Perseverance will cover the Jezero region in search of fossilized remains of ancient microscopic Martian life and collect samples as it travels using sophisticated technology abroad the rover.

“Perseverance is the most sophisticated robotic geologist ever made, but verifying that microscopic life once existed carries an enormous burden of proof,” said Lori Glaze, director of NASA’s Planetary Science Division. “While we’ll learn a lot with the great instruments we have aboard the rover, it may very well require the far more capable laboratories and instruments back here on Earth to tell us whether our samples carry evidence that Mars once harbored life.”

NASA also said the historic trip is a stepping stone for humans to travel to Mars.

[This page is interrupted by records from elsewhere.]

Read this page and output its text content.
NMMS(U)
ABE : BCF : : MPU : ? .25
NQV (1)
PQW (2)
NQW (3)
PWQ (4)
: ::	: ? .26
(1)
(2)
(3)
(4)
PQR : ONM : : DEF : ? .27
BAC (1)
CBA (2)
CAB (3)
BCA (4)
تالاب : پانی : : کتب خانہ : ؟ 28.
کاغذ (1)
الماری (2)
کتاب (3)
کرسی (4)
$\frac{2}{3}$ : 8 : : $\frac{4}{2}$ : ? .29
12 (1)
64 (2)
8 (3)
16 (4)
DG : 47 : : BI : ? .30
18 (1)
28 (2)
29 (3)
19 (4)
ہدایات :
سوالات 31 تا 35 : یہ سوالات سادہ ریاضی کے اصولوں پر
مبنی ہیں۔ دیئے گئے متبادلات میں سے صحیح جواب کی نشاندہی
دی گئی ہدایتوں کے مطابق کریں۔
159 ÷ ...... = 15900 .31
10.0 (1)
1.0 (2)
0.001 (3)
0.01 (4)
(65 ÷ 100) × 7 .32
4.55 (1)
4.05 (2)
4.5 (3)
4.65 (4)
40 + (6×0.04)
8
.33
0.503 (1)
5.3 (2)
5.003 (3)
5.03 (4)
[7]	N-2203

“Landing on Mars is always an incredibly difficult task and we are proud to continue building on our past success,” JPL Director Michael Watkins said. “But, while Perseverance advances that success, this rover is also blazing its own path and daring new challenges in the surface mission.”

“We built the rover not just to land but to find and collect the best scientific samples for return to Earth, and its incredibly complex sampling system and autonomy not only enable that mission, they set the stage for future robotic and crewed missions,” he continued.

“Subsequent NASA missions, in cooperation with [European Space Agency] ESA, will send spacecraft to Mars to collect these cached samples from the surface and return them to Earth for in-depth analysis,” the article said.